A STUDY ON WIRELESS COMMUNICATION ERROR PERFORMANCE AND PATH LOSS PREDICTION

Abstract

One channel model that characterises multipath fading effect of a wireless channel is called Flat Rayleigh Fading channel model. Given the properties of Flat Rayleigh Fading channel, an equation to find the capacity of a Flat Rayleigh fading channel with hard decision decoding is derived. The difference of power requirement to achieve the Additive White Gaussian Noise (AWGN) capacity over a Flat Rayleigh Fading channel fading is found to increase exponentially with Es /N0 . Upper and lower bounds of error performance of linear block codes over a Flat Rayleigh Fading channel are also studied.
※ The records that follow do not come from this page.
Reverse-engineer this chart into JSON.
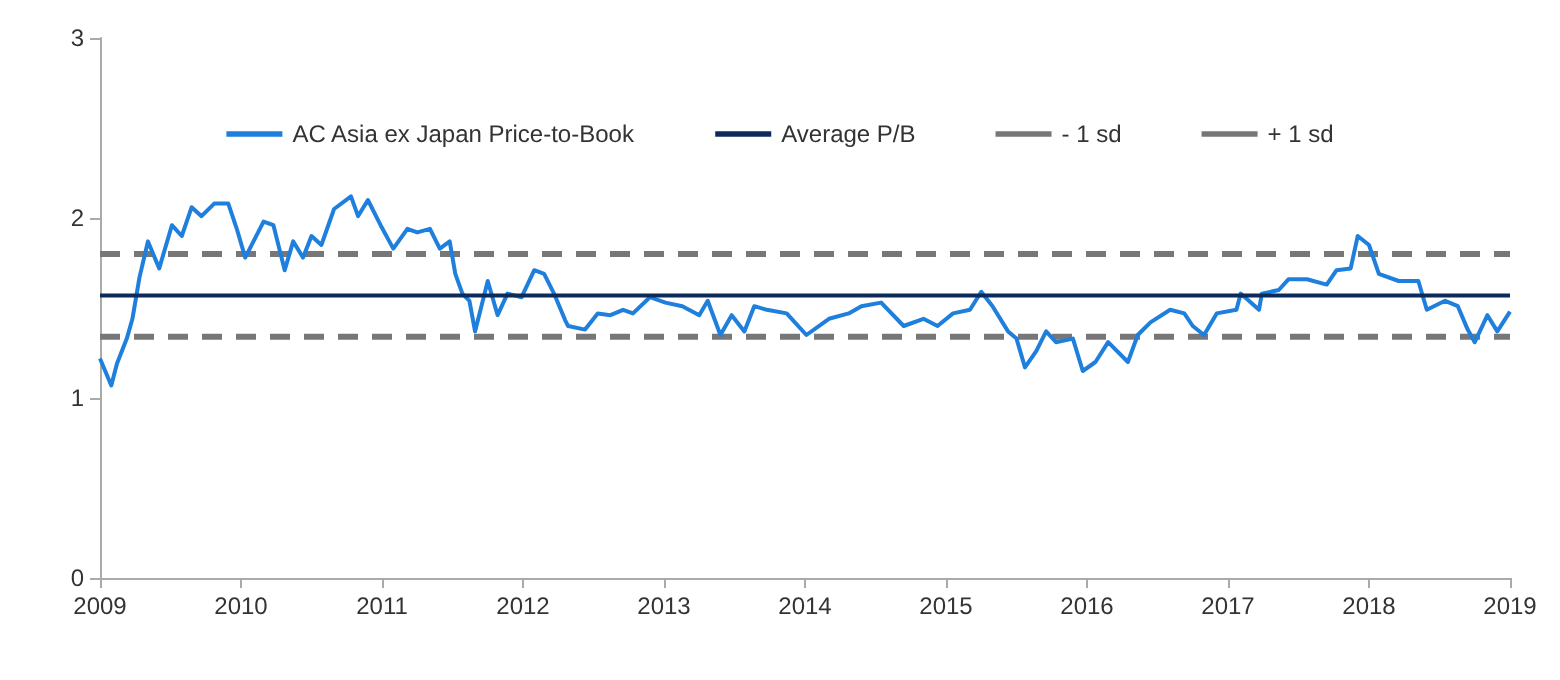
{
  "chart_data": {
    "type": "line",
    "xlim": [
      2009,
      2019
    ],
    "xticks": [
      2009,
      2010,
      2011,
      2012,
      2013,
      2014,
      2015,
      2016,
      2017,
      2018,
      2019
    ],
    "ylim": [
      0,
      3
    ],
    "yticks": [
      0,
      1,
      2,
      3
    ],
    "grid": false,
    "legend": "top",
    "marker": "none",
    "series": [
      {
        "name": "AC Asia ex Japan Price-to-Book",
        "color": "#1f7fdc",
        "line_style": "solid",
        "x": [
          2009.0,
          2009.08,
          2009.12,
          2009.19,
          2009.23,
          2009.28,
          2009.34,
          2009.42,
          2009.51,
          2009.58,
          2009.65,
          2009.72,
          2009.81,
          2009.91,
          2009.97,
          2010.03,
          2010.16,
          2010.23,
          2010.31,
          2010.37,
          2010.44,
          2010.5,
          2010.57,
          2010.66,
          2010.78,
          2010.83,
          2010.9,
          2010.99,
          2011.08,
          2011.18,
          2011.25,
          2011.34,
          2011.41,
          2011.48,
          2011.52,
          2011.57,
          2011.62,
          2011.66,
          2011.75,
          2011.82,
          2011.89,
          2011.99,
          2012.08,
          2012.15,
          2012.22,
          2012.3,
          2012.32,
          2012.44,
          2012.53,
          2012.62,
          2012.71,
          2012.78,
          2012.9,
          2013.01,
          2013.13,
          2013.25,
          2013.31,
          2013.4,
          2013.48,
          2013.57,
          2013.64,
          2013.73,
          2013.87,
          2014.01,
          2014.17,
          2014.31,
          2014.4,
          2014.54,
          2014.7,
          2014.84,
          2014.94,
          2015.05,
          2015.17,
          2015.25,
          2015.33,
          2015.44,
          2015.5,
          2015.56,
          2015.64,
          2015.71,
          2015.78,
          2015.9,
          2015.97,
          2016.06,
          2016.15,
          2016.29,
          2016.36,
          2016.45,
          2016.59,
          2016.69,
          2016.75,
          2016.83,
          2016.92,
          2017.06,
          2017.09,
          2017.22,
          2017.24,
          2017.36,
          2017.43,
          2017.56,
          2017.7,
          2017.77,
          2017.87,
          2017.92,
          2018.0,
          2018.07,
          2018.21,
          2018.35,
          2018.41,
          2018.54,
          2018.63,
          2018.7,
          2018.75,
          2018.84,
          2018.91,
          2019.0
        ],
        "values": [
          1.22,
          1.07,
          1.19,
          1.33,
          1.44,
          1.67,
          1.87,
          1.72,
          1.96,
          1.9,
          2.06,
          2.01,
          2.08,
          2.08,
          1.94,
          1.78,
          1.98,
          1.96,
          1.71,
          1.87,
          1.78,
          1.9,
          1.85,
          2.05,
          2.12,
          2.01,
          2.1,
          1.96,
          1.83,
          1.94,
          1.92,
          1.94,
          1.83,
          1.87,
          1.69,
          1.58,
          1.54,
          1.37,
          1.65,
          1.46,
          1.58,
          1.56,
          1.71,
          1.69,
          1.58,
          1.43,
          1.4,
          1.38,
          1.47,
          1.46,
          1.49,
          1.47,
          1.56,
          1.53,
          1.51,
          1.46,
          1.54,
          1.35,
          1.46,
          1.37,
          1.51,
          1.49,
          1.47,
          1.35,
          1.44,
          1.47,
          1.51,
          1.53,
          1.4,
          1.44,
          1.4,
          1.47,
          1.49,
          1.59,
          1.51,
          1.37,
          1.33,
          1.17,
          1.26,
          1.37,
          1.31,
          1.33,
          1.15,
          1.2,
          1.31,
          1.2,
          1.35,
          1.42,
          1.49,
          1.47,
          1.4,
          1.35,
          1.47,
          1.49,
          1.58,
          1.49,
          1.58,
          1.6,
          1.66,
          1.66,
          1.63,
          1.71,
          1.72,
          1.9,
          1.85,
          1.69,
          1.65,
          1.65,
          1.49,
          1.54,
          1.51,
          1.38,
          1.31,
          1.46,
          1.37,
          1.48
        ]
      },
      {
        "name": "Average P/B",
        "color": "#0d2b5a",
        "line_style": "solid",
        "x": [
          2009,
          2019
        ],
        "values": [
          1.57,
          1.57
        ]
      },
      {
        "name": "- 1 sd",
        "color": "#777777",
        "line_style": "dashed",
        "x": [
          2009,
          2019
        ],
        "values": [
          1.34,
          1.34
        ]
      },
      {
        "name": "+ 1 sd",
        "color": "#777777",
        "line_style": "dashed",
        "x": [
          2009,
          2019
        ],
        "values": [
          1.8,
          1.8
        ]
      }
    ]
  }
}
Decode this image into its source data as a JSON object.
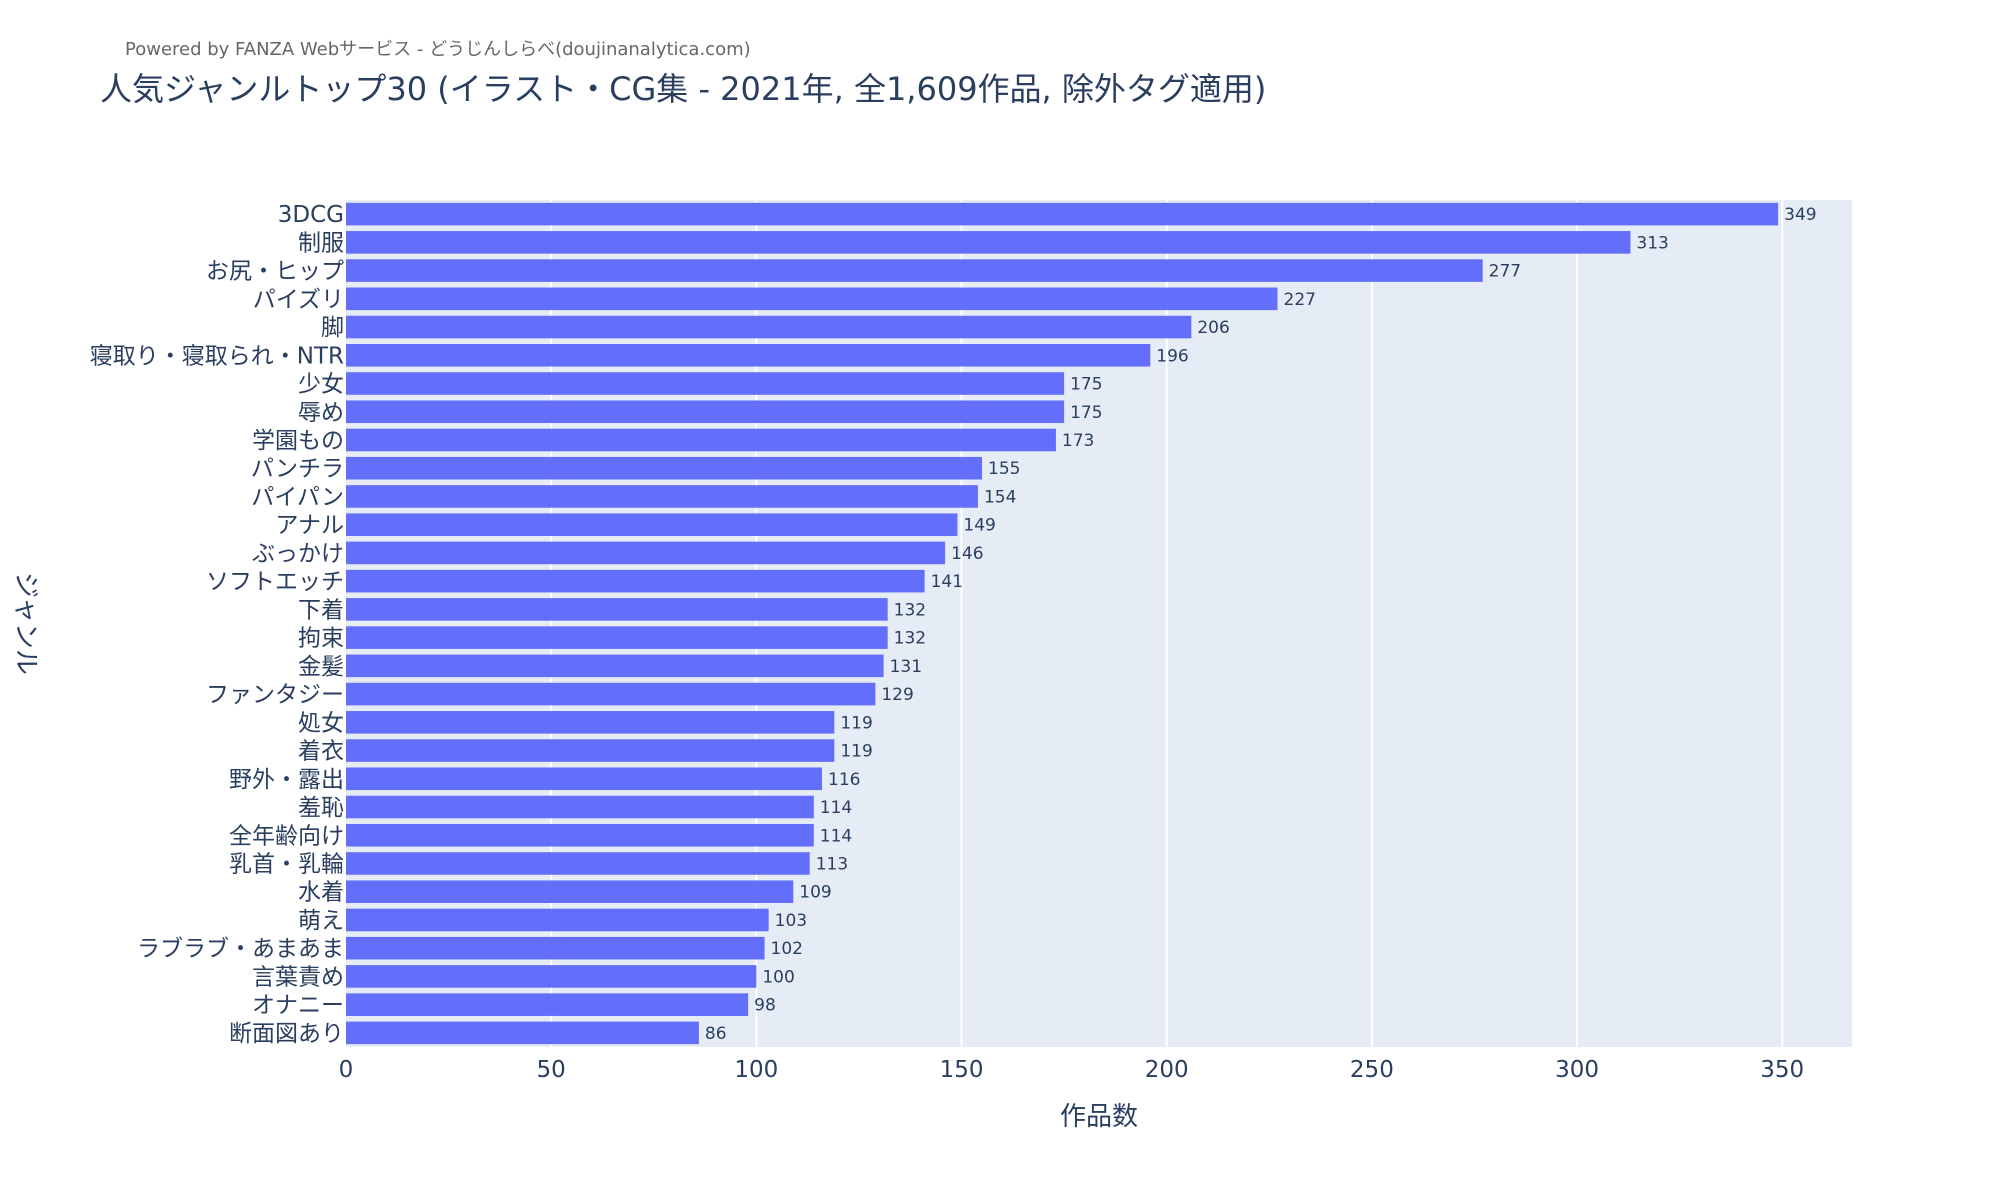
{
  "credit": "Powered by FANZA Webサービス - どうじんしらべ(doujinanalytica.com)",
  "chart_data": {
    "type": "bar",
    "orientation": "horizontal",
    "title": "人気ジャンルトップ30 (イラスト・CG集 - 2021年, 全1,609作品, 除外タグ適用)",
    "xlabel": "作品数",
    "ylabel": "ジャンル",
    "xlim": [
      0,
      367
    ],
    "xticks": [
      0,
      50,
      100,
      150,
      200,
      250,
      300,
      350
    ],
    "grid": true,
    "bar_color": "#636efa",
    "plot_background": "#e5ecf6",
    "categories": [
      "3DCG",
      "制服",
      "お尻・ヒップ",
      "パイズリ",
      "脚",
      "寝取り・寝取られ・NTR",
      "少女",
      "辱め",
      "学園もの",
      "パンチラ",
      "パイパン",
      "アナル",
      "ぶっかけ",
      "ソフトエッチ",
      "下着",
      "拘束",
      "金髪",
      "ファンタジー",
      "処女",
      "着衣",
      "野外・露出",
      "羞恥",
      "全年齢向け",
      "乳首・乳輪",
      "水着",
      "萌え",
      "ラブラブ・あまあま",
      "言葉責め",
      "オナニー",
      "断面図あり"
    ],
    "values": [
      349,
      313,
      277,
      227,
      206,
      196,
      175,
      175,
      173,
      155,
      154,
      149,
      146,
      141,
      132,
      132,
      131,
      129,
      119,
      119,
      116,
      114,
      114,
      113,
      109,
      103,
      102,
      100,
      98,
      86
    ]
  }
}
With the condition that the excess delay of a channel is known earlier, it is shown that a correlator with shorter length, according to excess delay of the channel, can be constructed for use in wireless channel response measurements. Therefore, a rule of construction of a shorter length correlator is defined, involving concatenation of parts of a Constant Amplitude Zero Auto-Correlation (CAZAC) sequence. Simulation of [136,68,24] Double Circulant Code with Dorsch List Decoding is also done in order to evaluate error performance of the channel coding scheme over one of the IEEE Wireless Metropolitan Area Network (WirelessMAN) channel models, the Stanford University Interim Channel Model No. 5 (SUI-5) channel. Performance of the channel cod- ing was severely degraded over the SUI-5 channel when it is compared to its performance over the AWGN channel. Indoor path losses within three multifloor office buildings were investigated at 433 MHz, 869 MHz and 1249 MHz. The work involved series of extensive received signal strength measurements within the buildings for all of the considered frequencies. Results have shown that indoor path loss is higher within a square footprint building than indoor path loss in a rectangular building. Parameters of Log-Distance Path Loss and Floor Attenuation Factor Path Loss models have been derived from the measurement data. In addition, a new indoor path loss prediction model was derived to cater for path loss pre- diction within multifloor buildings with indoor atriums. The model performs with better prediction accuracy when compared with Log-Distance Path Loss and Floor Attenuation Factor Path Loss models.